By James Wells
WHISTLER, CANADA: In her keynote address to the Narta conference, managing director Kay Spencer told her members that it is important to embrace technology and the internet as part of their business strategy.
“Although interest rates, currency [and] government policy will play a key part in influencing consumer confidence and spend this year, changing technology will continue to drive demand.
“We are fortunate, our product has moved from being a luxury to a necessity, whilst still retaining its sense of prestige and fashion. We remain high on the consumers’ shopping list. In a tech-age, we are selling the tools of the trade, and the natural trend for people [to] retreat to their homes in difficult economic times will stimulate the renovation and home improvement market, as will the switch from analogue to digital TV.
“That said, retailers that understand their target markets and do not confuse the message are the clear winners in a more transparent world.

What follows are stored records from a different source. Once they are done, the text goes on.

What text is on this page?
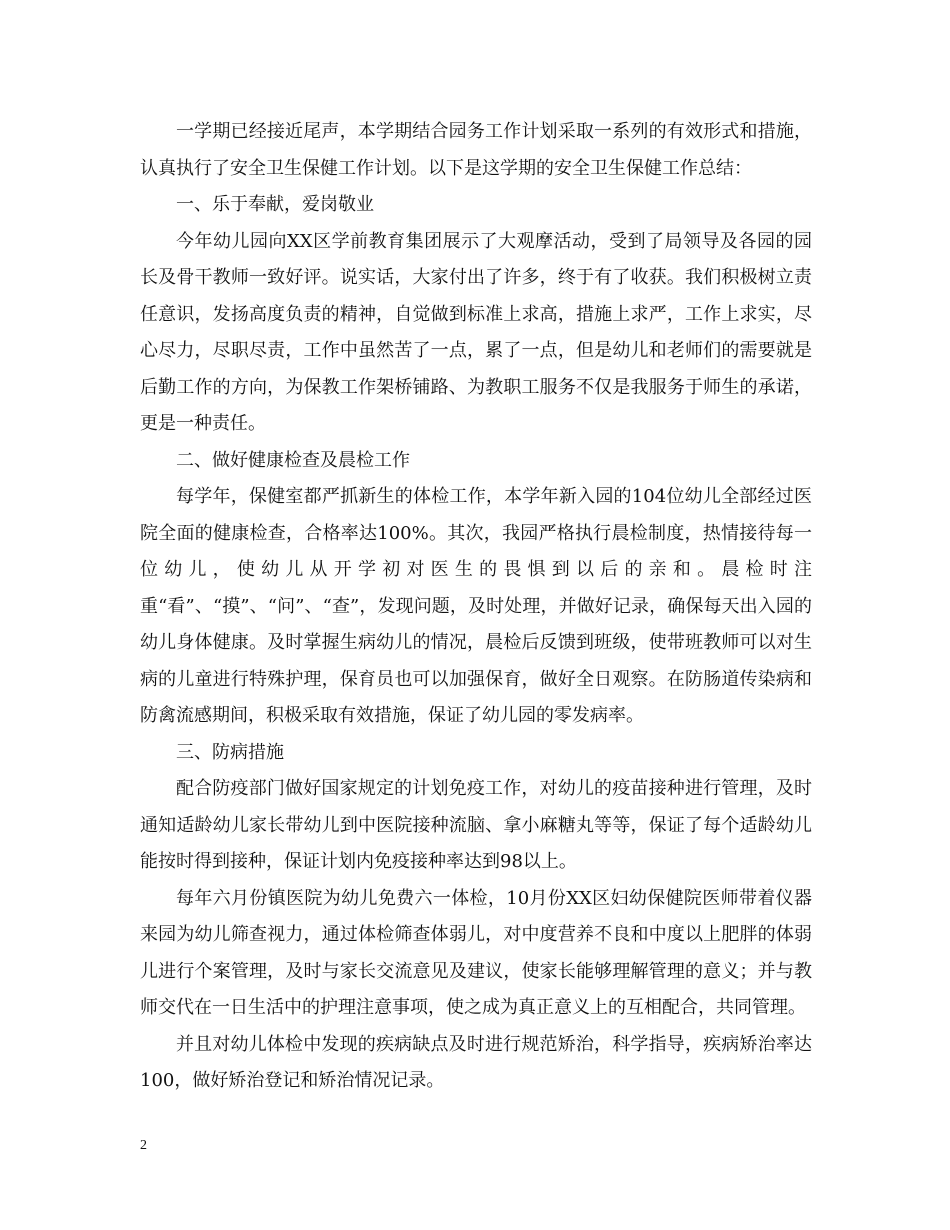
一学期已经接近尾声，本学期结合园务工作计划采取一系列的有效形式和措施，认真执行了安全卫生保健工作计划。以下是这学期的安全卫生保健工作总结：

一、乐于奉献，爱岗敬业

今年幼儿园向XX区学前教育集团展示了大观摩活动，受到了局领导及各园的园长及骨干教师一致好评。说实话，大家付出了许多，终于有了收获。我们积极树立责任意识，发扬高度负责的精神，自觉做到标准上求高，措施上求严，工作上求实，尽心尽力，尽职尽责，工作中虽然苦了一点，累了一点，但是幼儿和老师们的需要就是后勤工作的方向，为保教工作架桥铺路、为教职工服务不仅是我服务于师生的承诺，更是一种责任。

二、做好健康检查及晨检工作

每学年，保健室都严抓新生的体检工作，本学年新入园的104位幼儿全部经过医院全面的健康检查，合格率达100%。其次，我园严格执行晨检制度，热情接待每一位幼儿，使幼儿从开学初对医生的畏惧到以后的亲和。晨检时注重“看”、“摸”、“问”、“查”，发现问题，及时处理，并做好记录，确保每天出入园的幼儿身体健康。及时掌握生病幼儿的情况，晨检后反馈到班级，使带班教师可以对生病的儿童进行特殊护理，保育员也可以加强保育，做好全日观察。在防肠道传染病和防禽流感期间，积极采取有效措施，保证了幼儿园的零发病率。

三、防病措施

配合防疫部门做好国家规定的计划免疫工作，对幼儿的疫苗接种进行管理，及时通知适龄幼儿家长带幼儿到中医院接种流脑、拿小麻糖丸等等，保证了每个适龄幼儿能按时得到接种，保证计划内免疫接种率达到98以上。

每年六月份镇医院为幼儿免费六一体检，10月份XX区妇幼保健院医师带着仪器来园为幼儿筛查视力，通过体检筛查体弱儿，对中度营养不良和中度以上肥胖的体弱儿进行个案管理，及时与家长交流意见及建议，使家长能够理解管理的意义；并与教师交代在一日生活中的护理注意事项，使之成为真正意义上的互相配合，共同管理。

并且对幼儿体检中发现的疾病缺点及时进行规范矫治，科学指导，疾病矫治率达100，做好矫治登记和矫治情况记录。

2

“Social networks like Facebook are opening up new target marketing opportunities. The reason some of our speakers have been selected [is] to provide more insights to these opportunities. Whichever way you look at it, the internet is now one of the most powerful influences in the retail landscape.
“It is becoming the shopping mall of choice for the under 35s and the information kiosk for everyone. Still the winners are those that are using multi-branding or stand-alone sites.

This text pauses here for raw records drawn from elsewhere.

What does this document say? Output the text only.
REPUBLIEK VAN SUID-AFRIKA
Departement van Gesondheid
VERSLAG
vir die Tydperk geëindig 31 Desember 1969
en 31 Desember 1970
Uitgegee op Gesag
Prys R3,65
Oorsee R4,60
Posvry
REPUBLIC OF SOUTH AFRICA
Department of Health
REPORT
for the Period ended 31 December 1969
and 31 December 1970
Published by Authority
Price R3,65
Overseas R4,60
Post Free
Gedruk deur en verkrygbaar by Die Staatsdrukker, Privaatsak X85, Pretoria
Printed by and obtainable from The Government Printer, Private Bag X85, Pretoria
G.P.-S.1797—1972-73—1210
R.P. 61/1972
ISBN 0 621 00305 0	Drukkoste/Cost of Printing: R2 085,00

“The Narta office receives on average a call a week from internet companies, wanting to join – one with a turnover exceeding $30m which more than meets our turnover criteria.
“Other groups looking for scale could be tempted to add non bricks and mortar retailers into their stable. In general, traditional electrical retailers are not maximising this opportunity. Take a warning from other industries
“Where the internet has rendered the need for bricks and mortar nearly irrelevant – travel agents and photo processing are two such industries.
“But what the internet can’t provide and often what we are not doing well is the interaction in the last three feet. Despite the polished, professional image we all try and present it isn’t filtering consistently through to retail floor staff. This denigrates the shopping experience.”